Sime, 18, was an 11th-round pick of the Kitchener Rangers in the 2014 OHL Priority Selection.

“We’re waiting on approval from the league,” said Butler, director of hockey operations and head coach, noting that the Rangers had deleted Sime from their protected list.

“The Chargers were good enough, in-season, to release him to us, so we’re just waiting for that. As we stand now, as long as his release goes through today, he’ll be our starting goalie tomorrow, and our midget goalie will be our backup.”

Drew Joyal of the North Bay Trappers midgets is to dress behind Sime when the Troops play host to the Oshawa Generals, who boast the best record in the Eastern Conference, at 7 p.m. Wednesday. The Battalion visits the Sudbury Wolves on Friday night to complete its schedule this week.

Moran, who was shaken up but stayed in a 3-2 road win last Friday night over the Hamilton Bulldogs, left an eventual 4-2 loss Saturday night to the host Erie Otters after suffering a shoulder injury. That followed a 6-1 home-ice loss Thursday night to the Sault Ste. Marie Greyhounds in which Woroniuk incurred a leg injury.

The services of Bradley Van Schubert, whose OHL rights are held by the Owen Sound Attack and who’s been playing with the OJHL’s Newmarket Hurricanes, were obtained under the OHL’s emergency goaltender protocol only for the games at Hamilton and Erie.

Van Schubert relieved overager Moran against the Otters, giving up the final two goals and taking the loss.

“These are longterm, legitimate injuries,” Butler noted of those suffered by Moran and Woroniuk. “I don’t know exactly how long they’ll be, but I don’t think either goalie will be back before Christmas, so we were in a tough spot.”

Moran and Woroniuk were slated to undergo magnetic resonance imaging exams at the first opportunity.

Butler said that Adam Dennis, who’s one of two assistant general managers, an assistant coach and the goaltending coach, saw Sime play Sunday.

“We got a lead from Dave Belitski, who does the goaltending stuff in the league, and Adam checked with Freddie Brathwaite as well, because he knew the player, and they both were very complimentary. (Dennis) went to watch him play, liked what he saw and thought that he could definitely help us now.”

Sime, a Mississauga native who stands five-foot-nine and weighs 190 pounds, played 20 games this season with the Chargers, posting a 3.85 goals-against average, a .906 save percentage, one shutout and a 4-14 won-lost record.
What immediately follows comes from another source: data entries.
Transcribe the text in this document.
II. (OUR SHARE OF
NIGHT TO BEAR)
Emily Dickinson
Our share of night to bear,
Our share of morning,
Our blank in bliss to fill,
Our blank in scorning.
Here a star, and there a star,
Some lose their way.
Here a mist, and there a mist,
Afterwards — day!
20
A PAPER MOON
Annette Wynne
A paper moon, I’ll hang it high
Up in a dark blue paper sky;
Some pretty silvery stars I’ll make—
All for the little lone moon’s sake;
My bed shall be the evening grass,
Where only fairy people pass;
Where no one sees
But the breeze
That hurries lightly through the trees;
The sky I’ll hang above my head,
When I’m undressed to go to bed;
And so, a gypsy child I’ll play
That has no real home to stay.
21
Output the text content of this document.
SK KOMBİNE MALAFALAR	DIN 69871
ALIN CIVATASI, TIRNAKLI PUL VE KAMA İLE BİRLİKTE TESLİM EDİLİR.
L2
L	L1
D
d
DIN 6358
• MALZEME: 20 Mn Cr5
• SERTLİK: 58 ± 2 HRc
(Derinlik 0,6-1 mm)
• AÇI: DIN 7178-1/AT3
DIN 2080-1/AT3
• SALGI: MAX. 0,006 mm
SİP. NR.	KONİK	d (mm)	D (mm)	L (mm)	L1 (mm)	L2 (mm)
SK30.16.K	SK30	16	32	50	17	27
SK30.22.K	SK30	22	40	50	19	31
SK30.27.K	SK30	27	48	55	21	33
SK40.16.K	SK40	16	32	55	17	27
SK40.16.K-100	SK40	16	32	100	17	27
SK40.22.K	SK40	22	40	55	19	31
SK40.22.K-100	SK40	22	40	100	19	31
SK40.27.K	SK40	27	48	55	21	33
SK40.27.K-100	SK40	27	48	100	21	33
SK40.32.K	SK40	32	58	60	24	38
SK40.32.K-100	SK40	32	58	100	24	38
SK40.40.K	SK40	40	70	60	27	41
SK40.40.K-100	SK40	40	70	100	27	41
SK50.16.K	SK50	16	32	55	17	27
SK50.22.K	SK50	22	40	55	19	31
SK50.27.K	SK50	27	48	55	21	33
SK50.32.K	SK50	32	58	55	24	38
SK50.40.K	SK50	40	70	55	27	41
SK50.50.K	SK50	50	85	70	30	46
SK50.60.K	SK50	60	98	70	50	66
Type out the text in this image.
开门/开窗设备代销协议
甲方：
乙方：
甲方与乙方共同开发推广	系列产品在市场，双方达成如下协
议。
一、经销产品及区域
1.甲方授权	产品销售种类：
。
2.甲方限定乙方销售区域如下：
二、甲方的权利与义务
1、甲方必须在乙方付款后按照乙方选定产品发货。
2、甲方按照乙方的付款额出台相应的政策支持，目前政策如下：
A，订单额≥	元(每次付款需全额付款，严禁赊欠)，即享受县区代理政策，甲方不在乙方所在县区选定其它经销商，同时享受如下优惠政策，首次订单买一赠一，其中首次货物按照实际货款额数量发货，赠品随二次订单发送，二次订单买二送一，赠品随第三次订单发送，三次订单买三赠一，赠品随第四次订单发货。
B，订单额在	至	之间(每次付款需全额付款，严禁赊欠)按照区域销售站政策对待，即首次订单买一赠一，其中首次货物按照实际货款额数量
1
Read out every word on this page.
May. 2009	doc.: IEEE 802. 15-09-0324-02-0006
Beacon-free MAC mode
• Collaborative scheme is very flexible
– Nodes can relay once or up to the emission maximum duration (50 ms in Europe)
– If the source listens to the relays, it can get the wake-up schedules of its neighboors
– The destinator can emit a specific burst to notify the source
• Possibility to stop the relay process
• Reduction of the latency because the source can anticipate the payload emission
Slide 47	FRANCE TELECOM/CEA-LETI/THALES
He played last season with the Wichita Falls Wildcats of the North American Hockey League, with whom he had a 2.89 GAA, an .893 save percentage, one shutout and an 11-3-2 won-lost-extended log.

Oshawa, which comes into Memorial Gardens as the top team in the conference and East Division at 16-7-2 for 34 points, lost 8-3 at home Sunday to Sault Ste. Marie. The Battalion is 13-11-2 for 28 points, first in the Central Division.

Anthony Cirelli leads the Generals in scoring with 13 goals and 17 assists for 30 points in 22 games, while fellow centre Domenic Commisso is second with eight goals and 18 assists for 26 points in 25 games. Left winger Eric Henderson ranks third with 11 goals and 14 assists for 25 points in as many games.

Centre Brett McKenzie paces North Bay’s points production with 13 goals and 18 assists for 31 points in 25 games, and right winger Steve Harland has 15 goals and 13 assists for 28 points in 26 games. Defenceman Adam Thilander has moved into third place in team scoring with three goals and 13 assists for 16 points in 24 games.

Butler acknowledged that, given the loss of Moran and Woroniuk, the Troops may face an uphill fight in coming weeks.

“We’re not the most gifted team in the league. We’re not the most talented team in the Eastern Conference, but I do think we have kids here who have been here three or four years and are used to winning. I like to think that we’ve developed something of a winning culture here, and as coaches we’re going to strive to be the best team we can be.”